2018 OHIO GUBERNATORIAL ELECTION

Candidates Share their Education Plans
The May 8 primaries are quickly approaching, and the Columbus Dispatch recently published the education policy positions of the Ohio gubernatorial candidates.  

Columbus Dispatch: Two GOP Candidates for Governor Take on Education Issues
“Attorney General Mike DeWine and Lt. Gov. Mary Taylor agree that Ohio schools must be held accountable for preparing children to succeed in a rapidly changing economy, and the state must provide the necessary resources for a quality education.”

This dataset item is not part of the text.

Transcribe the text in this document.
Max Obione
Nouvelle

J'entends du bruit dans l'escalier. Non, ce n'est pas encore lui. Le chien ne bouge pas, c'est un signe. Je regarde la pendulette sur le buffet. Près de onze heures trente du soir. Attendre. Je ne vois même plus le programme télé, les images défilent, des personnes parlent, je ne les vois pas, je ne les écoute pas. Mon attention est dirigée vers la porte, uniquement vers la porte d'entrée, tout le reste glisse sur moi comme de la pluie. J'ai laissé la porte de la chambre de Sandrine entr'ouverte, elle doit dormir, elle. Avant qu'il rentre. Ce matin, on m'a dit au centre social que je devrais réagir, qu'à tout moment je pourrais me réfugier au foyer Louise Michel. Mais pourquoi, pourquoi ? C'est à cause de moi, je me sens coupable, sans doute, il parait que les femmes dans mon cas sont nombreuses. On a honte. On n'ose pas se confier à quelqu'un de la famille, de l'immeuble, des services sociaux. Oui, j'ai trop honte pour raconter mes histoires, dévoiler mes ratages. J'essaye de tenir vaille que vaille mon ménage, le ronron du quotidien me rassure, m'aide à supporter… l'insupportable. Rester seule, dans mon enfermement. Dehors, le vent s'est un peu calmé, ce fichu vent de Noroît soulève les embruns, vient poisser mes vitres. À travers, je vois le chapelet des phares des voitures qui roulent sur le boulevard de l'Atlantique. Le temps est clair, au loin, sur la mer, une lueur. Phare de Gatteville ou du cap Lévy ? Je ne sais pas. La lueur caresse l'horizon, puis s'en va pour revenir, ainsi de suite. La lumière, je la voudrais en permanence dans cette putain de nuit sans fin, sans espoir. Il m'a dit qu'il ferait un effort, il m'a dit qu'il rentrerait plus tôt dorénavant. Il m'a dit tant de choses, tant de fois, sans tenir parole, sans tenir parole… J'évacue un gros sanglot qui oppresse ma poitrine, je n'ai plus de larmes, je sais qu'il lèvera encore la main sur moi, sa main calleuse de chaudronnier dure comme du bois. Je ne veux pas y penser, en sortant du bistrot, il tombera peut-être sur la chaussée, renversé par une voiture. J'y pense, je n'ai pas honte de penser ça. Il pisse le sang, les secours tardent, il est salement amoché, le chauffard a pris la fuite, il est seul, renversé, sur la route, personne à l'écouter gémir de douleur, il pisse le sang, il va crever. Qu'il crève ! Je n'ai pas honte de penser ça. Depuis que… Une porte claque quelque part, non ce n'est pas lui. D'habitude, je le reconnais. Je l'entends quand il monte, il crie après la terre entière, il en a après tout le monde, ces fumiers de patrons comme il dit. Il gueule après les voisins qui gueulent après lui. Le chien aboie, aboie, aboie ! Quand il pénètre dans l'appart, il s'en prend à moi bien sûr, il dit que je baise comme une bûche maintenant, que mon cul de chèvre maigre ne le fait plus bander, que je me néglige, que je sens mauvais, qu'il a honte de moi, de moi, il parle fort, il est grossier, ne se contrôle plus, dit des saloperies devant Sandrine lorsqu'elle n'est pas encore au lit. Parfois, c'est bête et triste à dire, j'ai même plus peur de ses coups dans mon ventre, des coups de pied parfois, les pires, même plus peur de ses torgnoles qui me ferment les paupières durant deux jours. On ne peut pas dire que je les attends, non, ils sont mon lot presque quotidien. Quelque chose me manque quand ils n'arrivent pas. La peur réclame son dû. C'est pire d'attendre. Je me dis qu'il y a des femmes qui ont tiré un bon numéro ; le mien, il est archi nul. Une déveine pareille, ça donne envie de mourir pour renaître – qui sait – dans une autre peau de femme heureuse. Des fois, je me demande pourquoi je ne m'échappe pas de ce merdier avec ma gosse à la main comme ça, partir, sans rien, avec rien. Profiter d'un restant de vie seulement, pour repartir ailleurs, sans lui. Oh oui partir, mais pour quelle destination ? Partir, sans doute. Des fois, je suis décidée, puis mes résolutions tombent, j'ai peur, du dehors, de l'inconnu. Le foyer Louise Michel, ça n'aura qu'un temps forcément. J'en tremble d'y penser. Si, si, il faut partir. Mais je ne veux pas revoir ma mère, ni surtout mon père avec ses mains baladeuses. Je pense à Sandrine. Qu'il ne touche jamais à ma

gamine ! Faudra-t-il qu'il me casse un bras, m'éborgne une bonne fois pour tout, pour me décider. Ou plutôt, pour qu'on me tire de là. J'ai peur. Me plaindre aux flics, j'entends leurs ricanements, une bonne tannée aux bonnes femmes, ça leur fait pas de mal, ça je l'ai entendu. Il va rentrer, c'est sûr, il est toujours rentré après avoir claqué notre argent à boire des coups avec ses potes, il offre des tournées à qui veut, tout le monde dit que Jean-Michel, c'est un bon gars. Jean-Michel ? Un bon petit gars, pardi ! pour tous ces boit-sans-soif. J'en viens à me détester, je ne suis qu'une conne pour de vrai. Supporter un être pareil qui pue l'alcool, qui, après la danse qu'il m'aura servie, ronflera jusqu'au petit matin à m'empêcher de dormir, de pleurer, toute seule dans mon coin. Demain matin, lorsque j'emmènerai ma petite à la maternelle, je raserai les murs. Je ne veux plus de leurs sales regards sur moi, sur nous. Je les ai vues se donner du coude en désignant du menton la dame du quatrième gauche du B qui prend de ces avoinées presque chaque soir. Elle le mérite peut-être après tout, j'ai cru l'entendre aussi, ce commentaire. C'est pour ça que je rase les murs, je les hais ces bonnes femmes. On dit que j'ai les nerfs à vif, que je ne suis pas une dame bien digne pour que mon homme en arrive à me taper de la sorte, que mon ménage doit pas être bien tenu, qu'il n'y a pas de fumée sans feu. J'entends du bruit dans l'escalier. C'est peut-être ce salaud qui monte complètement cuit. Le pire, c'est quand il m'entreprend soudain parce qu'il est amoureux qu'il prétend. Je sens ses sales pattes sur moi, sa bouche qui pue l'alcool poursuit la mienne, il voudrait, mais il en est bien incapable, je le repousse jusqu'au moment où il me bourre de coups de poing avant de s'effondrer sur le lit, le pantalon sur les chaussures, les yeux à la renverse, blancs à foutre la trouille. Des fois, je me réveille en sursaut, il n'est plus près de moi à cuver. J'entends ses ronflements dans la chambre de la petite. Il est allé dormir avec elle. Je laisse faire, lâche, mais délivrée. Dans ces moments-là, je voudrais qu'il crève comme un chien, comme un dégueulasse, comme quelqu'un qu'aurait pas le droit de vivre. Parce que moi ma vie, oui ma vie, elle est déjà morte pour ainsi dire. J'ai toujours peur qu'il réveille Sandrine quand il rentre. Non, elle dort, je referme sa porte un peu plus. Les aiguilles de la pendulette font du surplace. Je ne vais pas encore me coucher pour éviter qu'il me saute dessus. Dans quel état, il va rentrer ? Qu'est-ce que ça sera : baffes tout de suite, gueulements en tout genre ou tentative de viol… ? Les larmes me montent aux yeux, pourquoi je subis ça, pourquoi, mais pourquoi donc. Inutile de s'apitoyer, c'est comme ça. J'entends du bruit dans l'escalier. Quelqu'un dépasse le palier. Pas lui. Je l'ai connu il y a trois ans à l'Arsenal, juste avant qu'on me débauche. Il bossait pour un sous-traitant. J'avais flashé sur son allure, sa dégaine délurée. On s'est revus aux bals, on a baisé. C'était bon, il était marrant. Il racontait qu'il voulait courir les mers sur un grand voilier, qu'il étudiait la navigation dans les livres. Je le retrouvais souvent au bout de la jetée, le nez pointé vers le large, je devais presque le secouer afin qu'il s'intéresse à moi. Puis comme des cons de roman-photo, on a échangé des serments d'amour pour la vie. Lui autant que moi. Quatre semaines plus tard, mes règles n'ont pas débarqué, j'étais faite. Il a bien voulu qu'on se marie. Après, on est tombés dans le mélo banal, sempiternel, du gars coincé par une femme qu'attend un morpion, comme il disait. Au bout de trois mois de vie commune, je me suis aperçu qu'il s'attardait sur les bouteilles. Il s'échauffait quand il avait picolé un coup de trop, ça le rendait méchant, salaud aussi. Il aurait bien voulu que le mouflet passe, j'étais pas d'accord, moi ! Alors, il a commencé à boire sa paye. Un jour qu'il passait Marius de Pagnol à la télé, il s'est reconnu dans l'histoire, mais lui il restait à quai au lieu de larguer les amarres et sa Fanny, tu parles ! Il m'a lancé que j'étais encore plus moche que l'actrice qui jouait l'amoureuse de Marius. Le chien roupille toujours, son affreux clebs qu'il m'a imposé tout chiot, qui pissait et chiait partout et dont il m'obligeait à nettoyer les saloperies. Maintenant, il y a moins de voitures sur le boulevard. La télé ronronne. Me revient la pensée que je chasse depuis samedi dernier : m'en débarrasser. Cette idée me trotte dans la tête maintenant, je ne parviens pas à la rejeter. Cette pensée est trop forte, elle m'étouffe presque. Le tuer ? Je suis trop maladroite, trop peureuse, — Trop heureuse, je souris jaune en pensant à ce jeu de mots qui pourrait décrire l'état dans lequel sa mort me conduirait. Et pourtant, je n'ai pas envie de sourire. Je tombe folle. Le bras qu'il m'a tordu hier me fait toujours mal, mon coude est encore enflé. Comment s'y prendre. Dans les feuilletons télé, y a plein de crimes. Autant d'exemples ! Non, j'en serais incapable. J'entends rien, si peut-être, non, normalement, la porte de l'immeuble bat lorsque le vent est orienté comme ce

Columbus Dispatch: Democratic Candidates for Governor Have Big Plans for Education
“Four Democrats are seeking their party’s nomination for governor, and all have ambitious plans for improving Ohio’s education system and preparing students for jobs of the future.”

 

 

OHIO DEPARTMENT OF EDUCATION

The Ohio Department of Education (ODE) STEM Committee recently approved the addition of 10 new STEM schools. The committee voted to approve the designation for the following schools for the next academic year:

  • Bishop Flaget School (Ross Country)
  • Boulevard Elementary School (Cleveland Heights-University Heights City Schools, Cuyahoga County)
  • Gesu Catholic School (Cuyahoga County)
  • Graham Elementary School (Graham Local Schools, Champaign County)
  • Graham Middle School (Graham Local Schools, Champaign County)
  • Lander Elementary School (Mayfield Local Schools, Cuyahoga County)
  • Orchard STEM School (Cleveland Metro Schools, Cuyahoga County)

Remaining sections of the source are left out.